Step inside the portal and everything is white, calm, silent: this is where researchers are helping craft the future of virtual reality. I speak out loud, and my voice echoes around the empty space. In place of the clutter on the outside, each panel is unadorned, save for a series of small black spots: cameras recording your every move. There are 480 VGA cameras and 30 HD cameras, as well as 10 RGB-D depth sensors borrowed from Xbox gaming consoles. The massive collection of recording apparatus is synced together, and its collective output is combined into a single, digital file. One minute of recording amounts to 600GB of data.

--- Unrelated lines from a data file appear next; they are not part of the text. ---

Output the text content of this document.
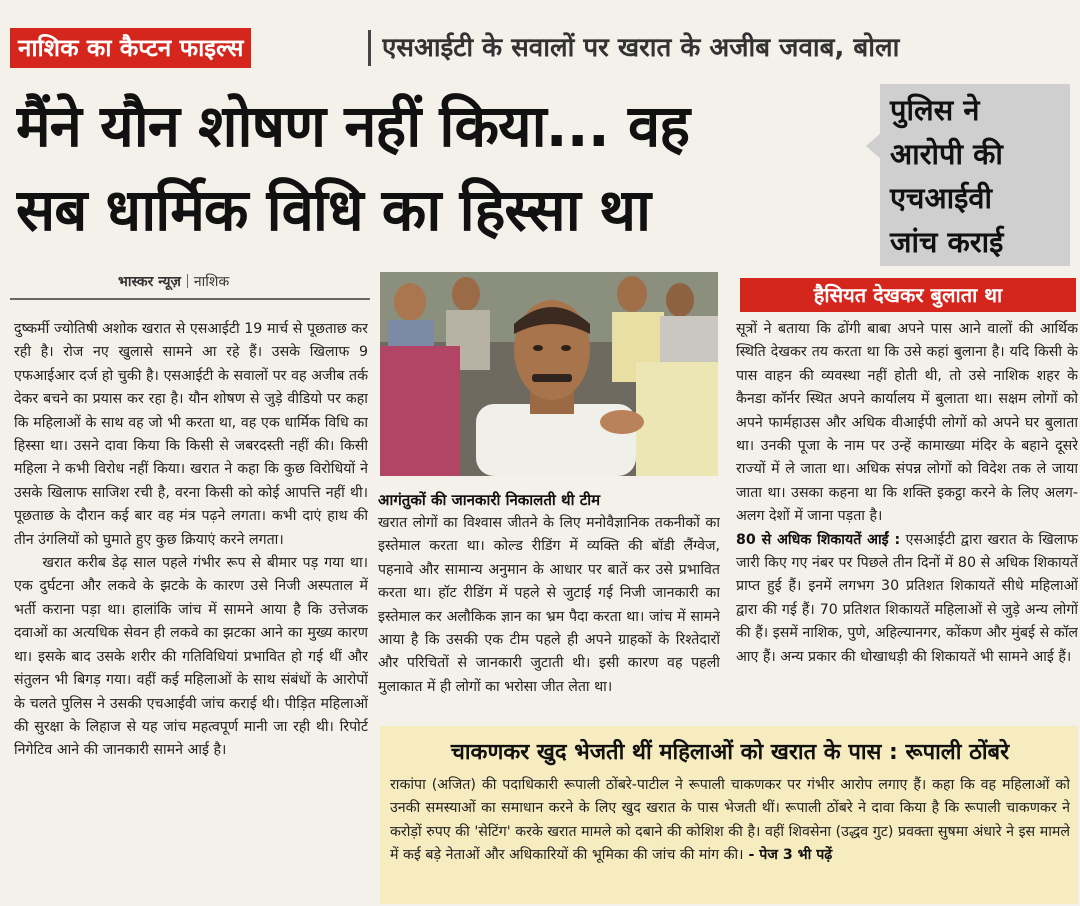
नाशिक का कैप्टन फाइल्स	एसआईटी के सवालों पर खरात के अजीब जवाब, बोला
मैंने यौन शोषण नहीं किया... वह
सब धार्मिक विधि का हिस्सा था
पुलिस ने
आरोपी की
एचआईवी
जांच कराई
भास्कर न्यूज़ नाशिक

दुष्कर्मी ज्योतिषी अशोक खरात से एसआईटी 19 मार्च से पूछताछ कर रही है। रोज नए खुलासे सामने आ रहे हैं। उसके खिलाफ 9 एफआईआर दर्ज हो चुकी है। एसआईटी के सवालों पर वह अजीब तर्क देकर बचने का प्रयास कर रहा है। यौन शोषण से जुड़े वीडियो पर कहा कि महिलाओं के साथ वह जो भी करता था, वह एक धार्मिक विधि का हिस्सा था। उसने दावा किया कि किसी से जबरदस्ती नहीं की। किसी महिला ने कभी विरोध नहीं किया। खरात ने कहा कि कुछ विरोधियों ने उसके खिलाफ साजिश रची है, वरना किसी को कोई आपत्ति नहीं थी। पूछताछ के दौरान कई बार वह मंत्र पढ़ने लगता। कभी दाएं हाथ की तीन उंगलियों को घुमाते हुए कुछ क्रियाएं करने लगता।

खरात करीब डेढ़ साल पहले गंभीर रूप से बीमार पड़ गया था। एक दुर्घटना और लकवे के झटके के कारण उसे निजी अस्पताल में भर्ती कराना पड़ा था। हालांकि जांच में सामने आया है कि उत्तेजक दवाओं का अत्यधिक सेवन ही लकवे का झटका आने का मुख्य कारण था। इसके बाद उसके शरीर की गतिविधियां प्रभावित हो गई थीं और संतुलन भी बिगड़ गया। वहीं कई महिलाओं के साथ संबंधों के आरोपों के चलते पुलिस ने उसकी एचआईवी जांच कराई थी। पीड़ित महिलाओं की सुरक्षा के लिहाज से यह जांच महत्वपूर्ण मानी जा रही थी। रिपोर्ट निगेटिव आने की जानकारी सामने आई है।

आगंतुकों की जानकारी निकालती थी टीम

खरात लोगों का विश्वास जीतने के लिए मनोवैज्ञानिक तकनीकों का इस्तेमाल करता था। कोल्ड रीडिंग में व्यक्ति की बॉडी लैंग्वेज, पहनावे और सामान्य अनुमान के आधार पर बातें कर उसे प्रभावित करता था। हॉट रीडिंग में पहले से जुटाई गई निजी जानकारी का इस्तेमाल कर अलौकिक ज्ञान का भ्रम पैदा करता था। जांच में सामने आया है कि उसकी एक टीम पहले ही अपने ग्राहकों के रिश्तेदारों और परिचितों से जानकारी जुटाती थी। इसी कारण वह पहली मुलाकात में ही लोगों का भरोसा जीत लेता था।

हैसियत देखकर बुलाता था

सूत्रों ने बताया कि ढोंगी बाबा अपने पास आने वालों की आर्थिक स्थिति देखकर तय करता था कि उसे कहां बुलाना है। यदि किसी के पास वाहन की व्यवस्था नहीं होती थी, तो उसे नाशिक शहर के कैनडा कॉर्नर स्थित अपने कार्यालय में बुलाता था। सक्षम लोगों को अपने फार्महाउस और अधिक वीआईपी लोगों को अपने घर बुलाता था। उनकी पूजा के नाम पर उन्हें कामाख्या मंदिर के बहाने दूसरे राज्यों में ले जाता था। अधिक संपन्न लोगों को विदेश तक ले जाया जाता था। उसका कहना था कि शक्ति इकट्ठा करने के लिए अलग-अलग देशों में जाना पड़ता है।

80 से अधिक शिकायतें आईं : एसआईटी द्वारा खरात के खिलाफ जारी किए गए नंबर पर पिछले तीन दिनों में 80 से अधिक शिकायतें प्राप्त हुई हैं। इनमें लगभग 30 प्रतिशत शिकायतें सीधे महिलाओं द्वारा की गई हैं। 70 प्रतिशत शिकायतें महिलाओं से जुड़े अन्य लोगों की हैं। इसमें नाशिक, पुणे, अहिल्यानगर, कोंकण और मुंबई से कॉल आए हैं। अन्य प्रकार की धोखाधड़ी की शिकायतें भी सामने आई हैं।

चाकणकर खुद भेजती थीं महिलाओं को खरात के पास : रूपाली ठोंबरे

राकांपा (अजित) की पदाधिकारी रूपाली ठोंबरे-पाटील ने रूपाली चाकणकर पर गंभीर आरोप लगाए हैं। कहा कि वह महिलाओं को उनकी समस्याओं का समाधान करने के लिए खुद खरात के पास भेजती थीं। रूपाली ठोंबरे ने दावा किया है कि रूपाली चाकणकर ने करोड़ों रुपए की 'सेटिंग' करके खरात मामले को दबाने की कोशिश की है। वहीं शिवसेना (उद्धव गुट) प्रवक्ता सुषमा अंधारे ने इस मामले में कई बड़े नेताओं और अधिकारियों की भूमिका की जांच की मांग की। - पेज 3 भी पढ़ें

The hundreds of cameras record people talking, bartering, and playing games. Imagine the motion-capture systems used by Hollywood filmmakers, but on steroids. The footage it records captures a stunningly accurate three-dimensional representation of people’s bodies in motion, from the bend in an elbow to a wrinkle in your brow. The lab is trying to map the language of our bodies, the signals and social cues we send one another with our hands, posture, and gaze. It is building a database that aims to decipher the constant, unspoken communication we all use without thinking, what the early 20th century anthropologist Edward Sapir once called an “elaborate code that is written nowhere, known to no one, and understood by all.”
The original goal of the Panoptic Studio was to use this understanding of body language to improve the way robots relate to human beings, to make them more natural partners at work or in play. But the research being done here has recently found another purpose. What works for making robots more lifelike and social could also be applied to virtual characters. That’s why this basement lab caught the attention of one of the biggest players in virtual reality: Facebook. In April 2015, the Silicon Valley giant hired Yaser Sheikh, an associate professor at Carnegie Mellon and director of the Panoptic Studio, to assist in research to improve social interaction in VR.
“There is nothing people are more keenly aware of than other people.”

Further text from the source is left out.